With no Hourou Musuko or Fractale – curse you Noitamina and your short, odd-numbered episode counts – Thursday is a little leaner than usual this week. But at least we have another depressing episode of Madoka Magica to keep us company.
I’m not going to waste a lot of energy on the whole “Is Kyuube evil” argument, because after this week it’s pretty obvious that some people are going to go down with the ship rather than admit they whiffed on this one. When you have people defending the character after it admits to sucking out little girls’ souls and turning them to stone – without telling them it was doing it as part of its “contract” – it seems pretty unlikely there’s anything that could turn their opinions around.

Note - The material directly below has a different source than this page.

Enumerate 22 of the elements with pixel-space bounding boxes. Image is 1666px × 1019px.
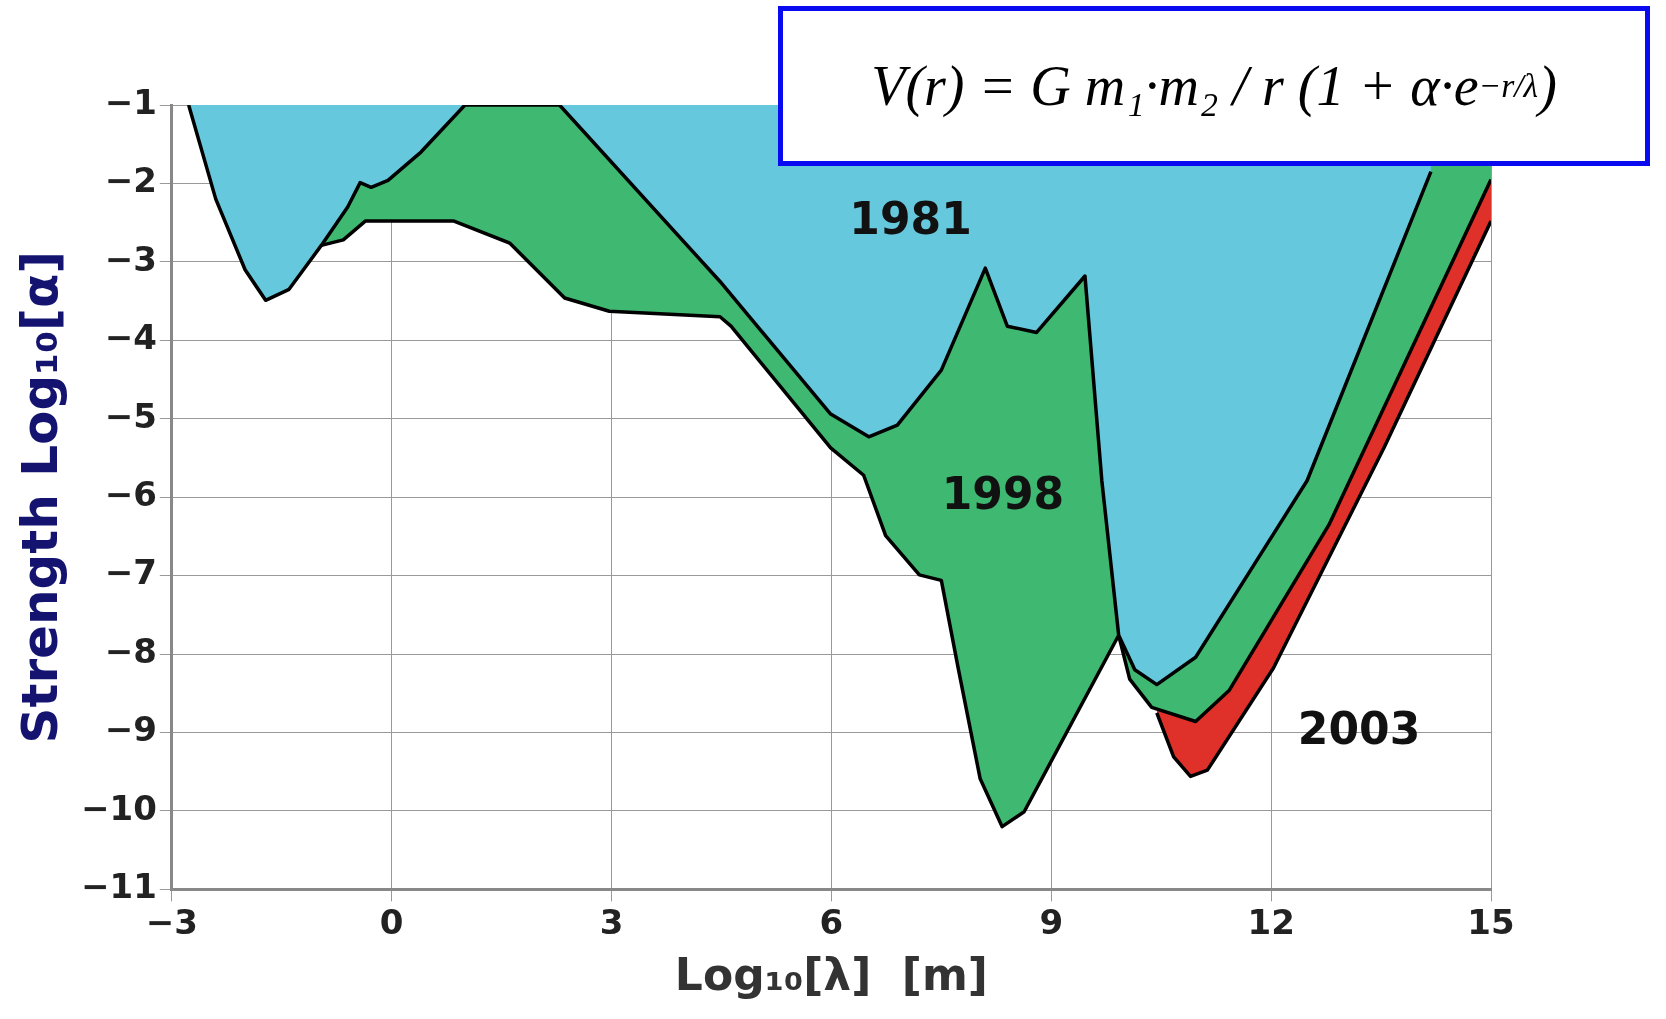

From the preposterous notion that it’s doing it for noble reasons (the end justifying the means being a tenuous argument even at its best, which it isn’t here) to the apologist argument that it’s “amoral” rather than downright evil, these defenses of Kyuube just don’t hold water. It doesn’t have the slightest remorse for what it’s done – just contempt at the girls for having the temerity to be horrified. Kyuube makes Faust look like Mohandas K. Gandhi.
The revelation that the contract turns the MGs into lich/zombies certainly adds an even grimmer note to this already grim story. Sayaka is indeed already dead – where it appeared Homura was being figurative, she was being quite literal. It’s too late for her, not just because Mami’s fate finding her seems inevitable – which it does – but because she’s already dead. This certainly begs the question of whether Homura is dead, too – and if not, just what is she? Does she indeed have two soul gems, as it appears from the animation of her atop the truck? Is she from the future? She certainly seems to have knowledge of events that have not yet occurred. She also appears to have the ability to teleport, which is what allowed her to catch up to the truck and retrieve that which was Sayaka and return to animate her corpse.
As for Magical Kyoko, turns out that for all her bluster she was basically a tool for Kyuube just as much as the rest of the girls. She had no idea about her soul having been sucked into the gem and was thoroughly incensed when she found out. For all her love of sweets and proficiency at “Dance Dance Revolution” (or whatever the kids in Japan are playing now) she’s no better than Sayaka – just a walking shell of flesh, undead. For what it’s worth I suppose she’s an ally now against Kyuube – not that she or any of the girls have much of a choice about things. They exist to fetch grief seeds to keep Kyuube alive – though there may be a deeper purpose to that which we don’t yet know about – and their free will is only an illusion.
Of course one girl still does have free will, and that’s Madoka. She’s the one everybody is interested in – Sayaka was only of interest to Kyuube (and to be fair, is probably only of interest to Homura) as a tool to keep Madoka from falling into the opponent’s clutches. It’s not yet 100% clear why Kyuube is so obsessed with Madoka, though it has made it clear it believes she can be the most powerful MG around and maybe that’s reason enough. Nor is it 100% clear why Homura is so obsessed with stopping those two from getting together – though she hates Kyuube, and maybe that’s reason enough. Or it may have something to do with her foreknowledge of events and the potential role Madoka could play in them, starting with this “Walpurgisnacht” she says is coming in a week.
This series has never been less than fascinating, but only now is it really starting to grab me on a visceral level. Mostly it’s just a loathing of Kyuube – I want it to lose the battle for Madoka not so much for her benefit as for the satisfaction of seeing it defeated. But whatever the cause I’m starting to be emotionally involved at last. I have to admire the fearless way in which Urobuchi and Shinbo are totally subverting the Mahou Shoujou genre – leaving nothing sacred, exposing all the darkness and ugliness you could ever have imagined was lurking just under the surface. There’s a sense of raw danger to watching this show because you know by now that there are no limits – no corners too dark and despair too deep to expose. That’s exhilarating viewing because you can never get comfortable, never have a feeling that you know what might be coming. It’s not an easy show to watch but this series is turning out to be one of the best we’ve seen for a while.